Dataset setup

The Image Classification Dataset

Fashion-MNIST as a reusable dataset

Fashion-MNIST is the workhorse dataset for the rest of this chapter:

  • 10 classes (T-shirt / trouser / pullover / …) of 28×28 grayscale images; 60 k train, 10 k test.
  • Drop-in replacement for MNIST — same shape, same API, harder.
  • We’ll wrap it in a DataModule so every classifier we build can reuse the same loaders.

Imports and the FashionMNIST DataModule shell:

%matplotlib inline
import time
from d2l import mxnet as d2l
from mxnet import gluon, npx
from mxnet.gluon.data.vision import transforms
npx.set_np()

d2l.use_svg_display()
class FashionMNIST(d2l.DataModule):
    """The Fashion-MNIST dataset."""
    def __init__(self, batch_size=64, resize=(28, 28)):
        super().__init__()
        self.save_hyperparameters()
        trans = transforms.Compose([transforms.Resize(resize),
                                    transforms.ToTensor()])
        self.train = gluon.data.vision.FashionMNIST(
            train=True).transform_first(trans)
        self.val = gluon.data.vision.FashionMNIST(
            train=False).transform_first(trans)

Instantiate Fashion-MNIST

Instantiate (resizing to 32×32 to match later ConvNet inputs):

data = FashionMNIST(resize=(32, 32))
len(data.train), len(data.val)

What does one example look like?

Each train item is a (C, H, W) image tensor + an integer label:

data.train[0][0].shape

A 1×32×32 grayscale image — single channel, after the resize.

Human-readable labels

The dataset stores labels as integers 0–9. A small helper turns each label into its English name (T-shirt, Trouser, Pullover, …):

@d2l.add_to_class(FashionMNIST)
def text_labels(self, indices):
    """Return text labels."""
    labels = ['t-shirt', 'trouser', 'pullover', 'dress', 'coat',
              'sandal', 'shirt', 'sneaker', 'bag', 'ankle boot']
    return [labels[int(i)] for i in indices]

Minibatches

Wrap the framework dataloader so train and val each yield batches in the same shape:

@d2l.add_to_class(FashionMNIST)
def get_dataloader(self, train):
    data = self.train if train else self.val
    return gluon.data.DataLoader(data, self.batch_size, shuffle=train,
                                 num_workers=self.num_workers)
X, y = next(iter(data.train_dataloader()))
print(X.shape, X.dtype, y.shape, y.dtype)

A batch of 64 32×32 grayscale images plus 64 integer labels.

Throughput sanity check

Time one full epoch through the loader.
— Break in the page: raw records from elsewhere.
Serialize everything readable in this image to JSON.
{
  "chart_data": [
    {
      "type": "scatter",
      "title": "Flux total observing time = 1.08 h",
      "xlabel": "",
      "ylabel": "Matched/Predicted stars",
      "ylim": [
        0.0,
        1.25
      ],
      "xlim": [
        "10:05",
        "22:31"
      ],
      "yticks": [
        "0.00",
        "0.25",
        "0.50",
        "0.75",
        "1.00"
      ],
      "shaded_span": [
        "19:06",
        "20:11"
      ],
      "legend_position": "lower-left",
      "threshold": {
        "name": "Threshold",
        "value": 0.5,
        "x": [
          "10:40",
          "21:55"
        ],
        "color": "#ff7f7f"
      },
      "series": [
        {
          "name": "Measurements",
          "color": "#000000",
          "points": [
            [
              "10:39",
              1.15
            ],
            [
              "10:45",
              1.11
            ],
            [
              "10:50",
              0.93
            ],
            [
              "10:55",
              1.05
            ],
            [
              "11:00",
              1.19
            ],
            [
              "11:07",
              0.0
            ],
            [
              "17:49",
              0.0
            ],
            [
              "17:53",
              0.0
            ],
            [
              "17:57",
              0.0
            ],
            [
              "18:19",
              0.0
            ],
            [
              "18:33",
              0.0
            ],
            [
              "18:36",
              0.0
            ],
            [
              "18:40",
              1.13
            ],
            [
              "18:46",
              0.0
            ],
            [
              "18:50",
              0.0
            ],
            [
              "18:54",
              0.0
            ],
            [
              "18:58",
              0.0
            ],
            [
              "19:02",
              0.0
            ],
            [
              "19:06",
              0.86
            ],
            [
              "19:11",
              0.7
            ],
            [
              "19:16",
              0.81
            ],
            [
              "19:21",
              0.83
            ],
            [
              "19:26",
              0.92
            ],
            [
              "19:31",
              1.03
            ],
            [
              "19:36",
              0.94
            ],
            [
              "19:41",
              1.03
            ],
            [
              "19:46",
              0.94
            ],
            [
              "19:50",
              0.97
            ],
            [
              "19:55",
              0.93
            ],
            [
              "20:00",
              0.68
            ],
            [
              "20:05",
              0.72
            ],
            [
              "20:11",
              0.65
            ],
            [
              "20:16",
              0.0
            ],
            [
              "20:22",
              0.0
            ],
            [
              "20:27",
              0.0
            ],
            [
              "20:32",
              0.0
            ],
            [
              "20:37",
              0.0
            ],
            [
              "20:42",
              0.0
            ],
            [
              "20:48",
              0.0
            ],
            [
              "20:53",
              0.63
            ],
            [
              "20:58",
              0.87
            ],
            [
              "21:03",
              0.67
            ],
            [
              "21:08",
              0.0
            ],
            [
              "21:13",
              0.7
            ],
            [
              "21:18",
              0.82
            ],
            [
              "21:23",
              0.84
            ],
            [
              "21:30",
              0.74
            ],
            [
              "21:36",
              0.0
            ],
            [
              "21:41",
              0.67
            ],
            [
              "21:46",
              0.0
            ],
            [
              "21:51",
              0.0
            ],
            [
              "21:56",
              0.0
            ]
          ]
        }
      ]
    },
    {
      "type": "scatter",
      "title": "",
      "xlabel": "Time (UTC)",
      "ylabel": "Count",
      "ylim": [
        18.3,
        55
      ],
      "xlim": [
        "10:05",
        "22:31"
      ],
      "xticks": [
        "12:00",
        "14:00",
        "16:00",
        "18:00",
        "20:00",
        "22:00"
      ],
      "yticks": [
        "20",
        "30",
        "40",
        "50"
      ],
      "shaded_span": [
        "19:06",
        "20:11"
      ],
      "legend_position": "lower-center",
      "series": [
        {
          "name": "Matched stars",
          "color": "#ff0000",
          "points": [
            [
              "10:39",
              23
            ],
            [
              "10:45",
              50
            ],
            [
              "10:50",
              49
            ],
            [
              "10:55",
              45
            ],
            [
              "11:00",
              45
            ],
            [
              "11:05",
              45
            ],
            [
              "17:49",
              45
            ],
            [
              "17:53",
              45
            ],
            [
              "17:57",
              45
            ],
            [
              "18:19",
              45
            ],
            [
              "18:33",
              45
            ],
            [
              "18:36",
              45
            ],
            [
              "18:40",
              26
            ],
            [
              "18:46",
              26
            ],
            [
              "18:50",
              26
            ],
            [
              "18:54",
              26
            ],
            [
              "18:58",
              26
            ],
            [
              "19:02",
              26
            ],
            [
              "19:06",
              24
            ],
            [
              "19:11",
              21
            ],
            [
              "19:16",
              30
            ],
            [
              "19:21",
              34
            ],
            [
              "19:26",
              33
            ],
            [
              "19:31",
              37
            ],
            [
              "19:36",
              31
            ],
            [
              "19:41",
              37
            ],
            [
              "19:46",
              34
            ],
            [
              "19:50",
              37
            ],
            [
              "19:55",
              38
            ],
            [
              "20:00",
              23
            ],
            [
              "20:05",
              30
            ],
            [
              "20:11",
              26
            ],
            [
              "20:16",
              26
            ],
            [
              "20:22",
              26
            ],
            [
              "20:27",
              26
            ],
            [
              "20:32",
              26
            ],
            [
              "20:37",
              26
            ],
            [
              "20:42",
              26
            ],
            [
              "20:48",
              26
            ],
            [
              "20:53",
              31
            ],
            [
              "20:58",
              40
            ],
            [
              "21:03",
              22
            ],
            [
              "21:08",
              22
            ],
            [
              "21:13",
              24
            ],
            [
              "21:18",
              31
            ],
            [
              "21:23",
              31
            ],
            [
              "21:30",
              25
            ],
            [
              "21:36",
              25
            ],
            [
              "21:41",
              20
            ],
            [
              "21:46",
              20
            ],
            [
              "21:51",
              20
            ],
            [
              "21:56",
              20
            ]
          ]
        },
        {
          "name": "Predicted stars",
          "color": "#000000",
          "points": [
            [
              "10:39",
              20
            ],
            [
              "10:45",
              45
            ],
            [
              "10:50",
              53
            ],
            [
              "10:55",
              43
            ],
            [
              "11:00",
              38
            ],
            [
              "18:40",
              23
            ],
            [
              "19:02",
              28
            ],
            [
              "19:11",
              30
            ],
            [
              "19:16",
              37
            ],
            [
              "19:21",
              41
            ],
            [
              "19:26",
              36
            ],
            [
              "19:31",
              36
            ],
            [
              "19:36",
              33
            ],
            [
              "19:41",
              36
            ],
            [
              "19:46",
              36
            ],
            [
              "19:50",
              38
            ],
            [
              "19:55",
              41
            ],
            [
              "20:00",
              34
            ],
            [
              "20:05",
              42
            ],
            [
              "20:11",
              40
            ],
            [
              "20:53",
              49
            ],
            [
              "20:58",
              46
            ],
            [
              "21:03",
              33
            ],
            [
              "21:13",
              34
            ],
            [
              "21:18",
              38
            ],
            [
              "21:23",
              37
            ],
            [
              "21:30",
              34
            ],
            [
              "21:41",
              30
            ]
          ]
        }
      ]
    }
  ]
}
Slow loading bottlenecks training as much as the model itself:

tic = time.time()
for X, y in data.train_dataloader():
    continue
f'{time.time() - tic:.2f} sec'

Visualization helpers

A grid plotter we’ll reuse for spot-checks:

def show_images(imgs, num_rows, num_cols, titles=None, scale=1.5):
    """Plot a list of images."""
    raise NotImplementedError

Bound to the dataset as a method that pulls one batch and labels each tile with the class name:

@d2l.add_to_class(FashionMNIST)
def visualize(self, batch, nrows=1, ncols=8, labels=None):
    X, y = batch
    if not labels:
        labels = self.text_labels(y)
    d2l.show_images(X.squeeze(1), nrows, ncols, titles=labels)
batch = next(iter(data.val_dataloader()))
data.visualize(batch)

Recap

  • Fashion-MNIST: 10 classes, 28×28 grayscale, harder than MNIST.
  • A DataModule subclass owns the framework’s train / val_dataloader, label decoding, and a visualize helper.
  • Always sanity-check throughput — slow I/O caps training speed.
  • Same data API drives every model in this chapter.